Last week, we published Part 9 of our complete guide to Google Ranking Factors.
We focused on outbound links and how and why they affect your site’s ranking.
This week we will be working on backlinks.
What is a backlink?
A backlink is a link from a third party website back to your website.
These are also called “inbound” or “coming” links.
Why Backlinks Matter
Earlier this year, Andrey Lipattsev, Senior Search Quality Strategist at Google Ireland, revealed that links to your website are one of Google’s top three ranking factors.
A backlink is a vote of confidence that someone other than your own web property trusts your content and believes it to be of value. Google weighs each of these links and assigns a unique value to his linked web page.
What does Google look for in backlinks?
1) The number of individual referring domains linking to your website or webpage is a very important factor in Google’s algorithm.
2) The permissions of the websites or web pages that link to your site are also important. A few high-authority links are much more valuable than a large number of links from low-quality sites.
This is from our own guide to the official website.
An authority website is a trustworthy site. Trusted by users, industry professionals, other of his websites and search engines.
The more quality links you have, the better.
3) An authority website doesn’t necessarily have to be one of the regular big publishers. A niche website or blog that offers high-quality, relevant content can be just as appreciated as any other source.
Four) Backlinks from your old website may be more valuable than links from your new site.
Five) Backlinks from sites related to your niche are much more valuable than backlinks from unrelated sites or webpages. Some people believe that there is
6) Links from low-quality sites have little impact on your visibility. If your site practices black hat SEO (linking schemes, spam, doorway pages), it can negatively affect your rankings .
7) A link in the body of a web page is more valuable than a link in another plugin or widget elsewhere on the page.
8) If a site links to you using a “nofollow” meta tag, that site’s permissions are not passed to you. Some publishers automatically nofollow all external links, which is bad practice. Nofollow links should be reserved for sponsored or paid links or content you don’t necessarily trust but want to use as an example.

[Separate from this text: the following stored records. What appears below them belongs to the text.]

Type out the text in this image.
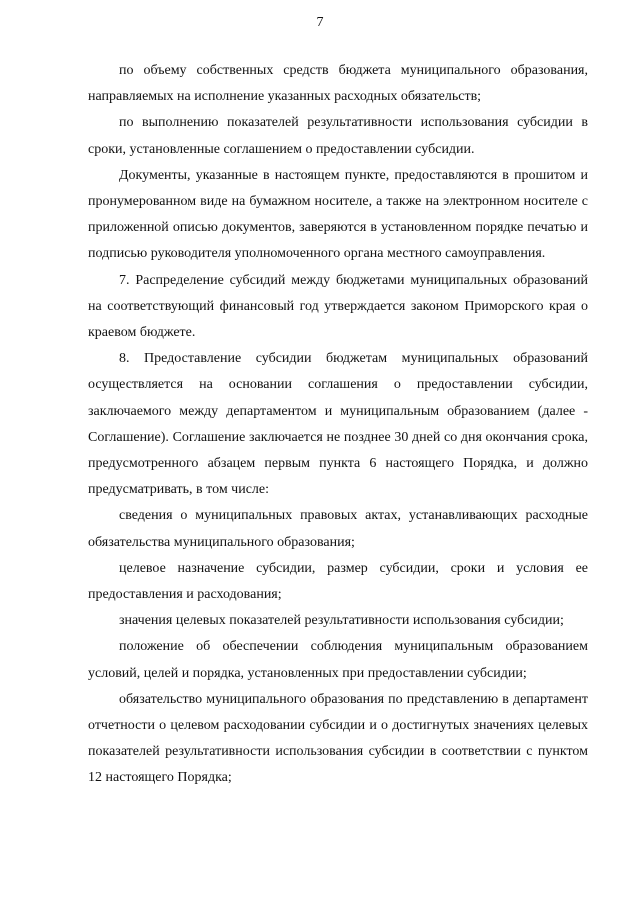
7

по объему собственных средств бюджета муниципального образования, направляемых на исполнение указанных расходных обязательств;

по выполнению показателей результативности использования субсидии в сроки, установленные соглашением о предоставлении субсидии.

Документы, указанные в настоящем пункте, предоставляются в прошитом и пронумерованном виде на бумажном носителе, а также на электронном носителе с приложенной описью документов, заверяются в установленном порядке печатью и подписью руководителя уполномоченного органа местного самоуправления.

7. Распределение субсидий между бюджетами муниципальных образований на соответствующий финансовый год утверждается законом Приморского края о краевом бюджете.

8. Предоставление субсидии бюджетам муниципальных образований осуществляется на основании соглашения о предоставлении субсидии, заключаемого между департаментом и муниципальным образованием (далее - Соглашение). Соглашение заключается не позднее 30 дней со дня окончания срока, предусмотренного абзацем первым пункта 6 настоящего Порядка, и должно предусматривать, в том числе:

сведения о муниципальных правовых актах, устанавливающих расходные обязательства муниципального образования;

целевое назначение субсидии, размер субсидии, сроки и условия ее предоставления и расходования;

значения целевых показателей результативности использования субсидии;

положение об обеспечении соблюдения муниципальным образованием условий, целей и порядка, установленных при предоставлении субсидии;

обязательство муниципального образования по представлению в департамент отчетности о целевом расходовании субсидии и о достигнутых значениях целевых показателей результативности использования субсидии в соответствии с пунктом 12 настоящего Порядка;
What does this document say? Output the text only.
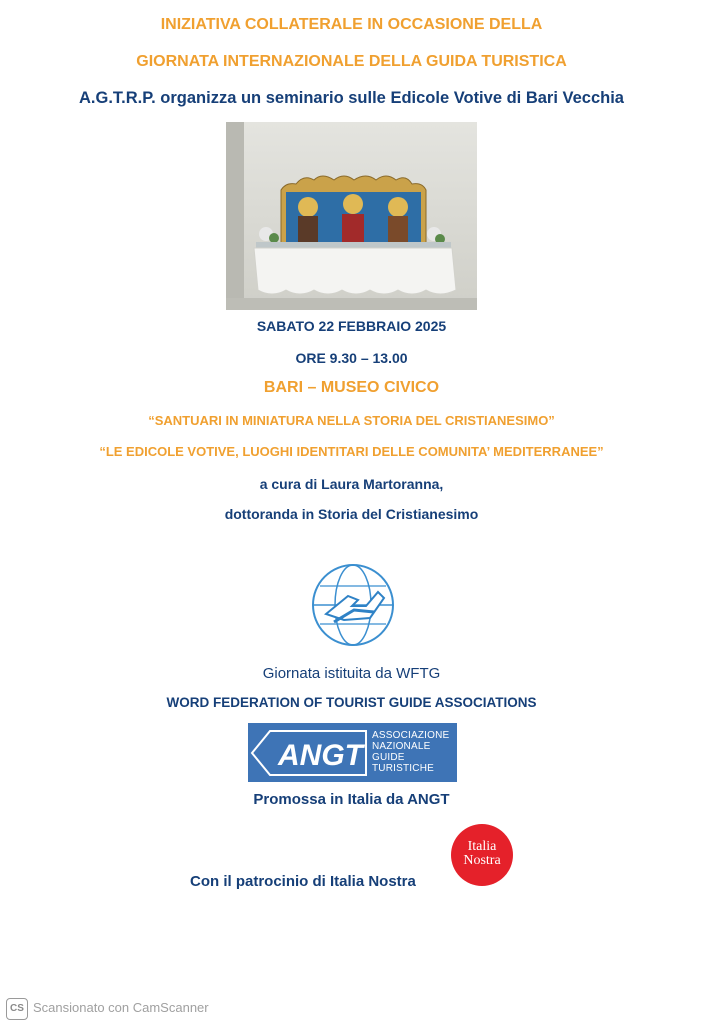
INIZIATIVA COLLATERALE IN OCCASIONE DELLA
GIORNATA INTERNAZIONALE DELLA GUIDA TURISTICA
A.G.T.R.P. organizza un seminario sulle Edicole Votive di Bari Vecchia
SABATO 22 FEBBRAIO 2025
ORE 9.30 – 13.00
BARI – MUSEO CIVICO
“SANTUARI IN MINIATURA NELLA STORIA DEL CRISTIANESIMO”
“LE EDICOLE VOTIVE, LUOGHI IDENTITARI DELLE COMUNITA’ MEDITERRANEE”
a cura di Laura Martoranna,
dottoranda in Storia del Cristianesimo
Giornata istituita da WFTG
WORD FEDERATION OF TOURIST GUIDE ASSOCIATIONS
ANGT
ASSOCIAZIONE
NAZIONALE
GUIDE
TURISTICHE
Promossa in Italia da ANGT
Italia
Nostra
Con il patrocinio di Italia Nostra
CS Scansionato con CamScanner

9) Links from various websites are good, but many links to your site from a single domain (especially if it’s one of the sites linking to you) is considered spam There is a possibility.
Ten) Despite our previous assumptions, links from 301-redirected pages should not lose PageRank compared to links from non-301-redirected pages.
11) Anchor text can affect how Google weights links to your site. If you link to your homepage and refer to your brand, the anchor text should only include the website or brand name. We want to avoid links to more descriptive homepages like ‘Local SEO Guru’ as they can be considered manipulative.
12) Anchor text to specific web pages on your site should be as descriptive (but concise) as possible in order to benefit from the link.
13) Links at the top of the page have more weight than links below them.
14) Links from long-form evergreen content (1,000 word+ articles that have been popular for a long time) are more valuable than short news-based posts.
15) Top-level domains aren’t always considered a factor, but some believe that getting links from .edu or .gov domains is more important than others. This may be because these types of websites have high privileges anyway.
For more chapters of the Google Ranking Factors series, please see below.
Part 9: outbound link
Part 8: internal link
Part 7: Site-level signal
Part 6: We trust signals, authority and expertise.
Part 5: Overlapping content and syndication.
Part 4: Content freshness.
Part 3: quality content.
part 2: Keyword relevance, frequency, and Latent Semantic Index (LSI).
Part 1: On-page signals such as title tags, H1 tags, and meta descriptions.